You just have to be willing to put in some sweat equity and get your hands dirty to harvest an ample supply.
Novices may be apprehensive about planting their first vegetable garden, but Westerfield says it’s not as difficult as many may think.
"Most people are a little nervous at first, but it’s fairly simple," said Westerfield. “But, you do have to stay on top of it.”
He recommends growing squash, cucumbers and okra from seed and growing tomatoes, peppers and eggplant from transplants.
“You can grow tomatoes, peppers and other vegetables for pennies on the dollar,” he said. “In comparison, your cost will be about a tenth of what the grocery store prices are.”
Produce costs are most likely going to continue to rise because of a variety of problems in the California produce industry, he said. “This will affect us because that’s where the majority of our produce comes from.”
Westerfield plants research garden plots as part of his responsibilities as a consumer horticulturist with the UGA College of Agricultural and Environmental Sciences.
“By planting a research garden plot, I can see firsthand the problems that Georgia home gardeners are facing,” he said. “And, I can donate the harvest to the local food pantry.”

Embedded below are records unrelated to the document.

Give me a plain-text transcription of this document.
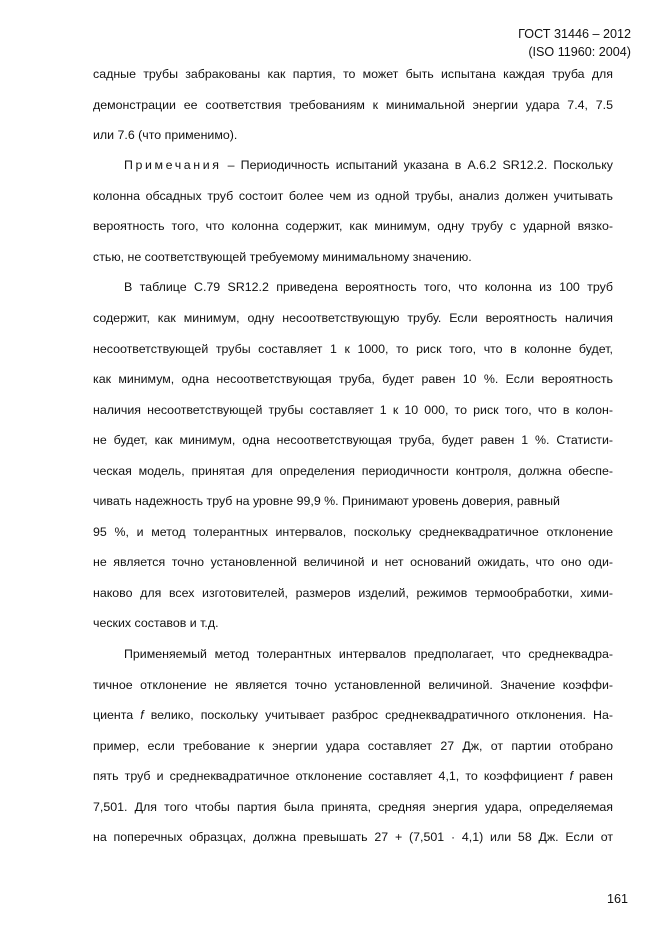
ГОСТ 31446 – 2012
(ISO 11960: 2004)
садные трубы забракованы как партия, то может быть испытана каждая труба для
демонстрации ее соответствия требованиям к минимальной энергии удара 7.4, 7.5
или 7.6 (что применимо).
Примечания – Периодичность испытаний указана в А.6.2 SR12.2. Поскольку
колонна обсадных труб состоит более чем из одной трубы, анализ должен учитывать
вероятность того, что колонна содержит, как минимум, одну трубу с ударной вязко-
стью, не соответствующей требуемому минимальному значению.
В таблице С.79 SR12.2 приведена вероятность того, что колонна из 100 труб
содержит, как минимум, одну несоответствующую трубу. Если вероятность наличия
несоответствующей трубы составляет 1 к 1000, то риск того, что в колонне будет,
как минимум, одна несоответствующая труба, будет равен 10 %. Если вероятность
наличия несоответствующей трубы составляет 1 к 10 000, то риск того, что в колон-
не будет, как минимум, одна несоответствующая труба, будет равен 1 %. Статисти-
ческая модель, принятая для определения периодичности контроля, должна обеспе-
чивать надежность труб на уровне 99,9 %. Принимают уровень доверия, равный
95 %, и метод толерантных интервалов, поскольку среднеквадратичное отклонение
не является точно установленной величиной и нет оснований ожидать, что оно оди-
наково для всех изготовителей, размеров изделий, режимов термообработки, хими-
ческих составов и т.д.
Применяемый метод толерантных интервалов предполагает, что среднеквадра-
тичное отклонение не является точно установленной величиной. Значение коэффи-
циента f велико, поскольку учитывает разброс среднеквадратичного отклонения. На-
пример, если требование к энергии удара составляет 27 Дж, от партии отобрано
пять труб и среднеквадратичное отклонение составляет 4,1, то коэффициент f равен
7,501. Для того чтобы партия была принята, средняя энергия удара, определяемая
на поперечных образцах, должна превышать 27 + (7,501 · 4,1) или 58 Дж. Если от
161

He also plants a home vegetable garden to provide his family with fresh vegetables.
"A home vegetable garden is a great way to supplement your diet," he said. "And you don’t have to wonder which chemicals were used because you were the grower."
Store-bought vegetables can't compare to freshly picked in Westerfield’s opinion.
As a taste test, he suggests growing a tomato and buying a tomato and comparing the two. "There's just no contest,” he said. “The homegrown one will be far superior. I guarantee it."
Sweet corn is an even better crop for a homegrown-store-bought comparison test.
"Sugar builds up in sweet corn just before it's harvested in the field," Westerfield said. "When it's picked, the sugar turns to starch within hours. By the time you buy the corn from the grocery store, it could have been there for a week or so, and the sugar has all turned to starch.”
The sugar-to-starch conversion is one reason the triple sweet corn variety has become a popular option over the traditional Silver Queen variety, he said.
"Triple sweets are designed to have more sugar content," Westerfield said. "They have genes that help the corn store the sugar longer."
For the best taste, homegrown sweet corn should be eaten within hours of its harvest.
At home, Westerfield freezes sweet corn and broccoli and cans green beans and homemade tomato paste.
"If you’re primarily used to eating canned foods, having fresh vegetables at your fingertips will be welcome treats,” he said. “There’s just no comparison. Homegrown is the winner every time.”
(Sharon Dowdy is a news editor with the University of Georgia College of Agricultural and Environmental Sciences.)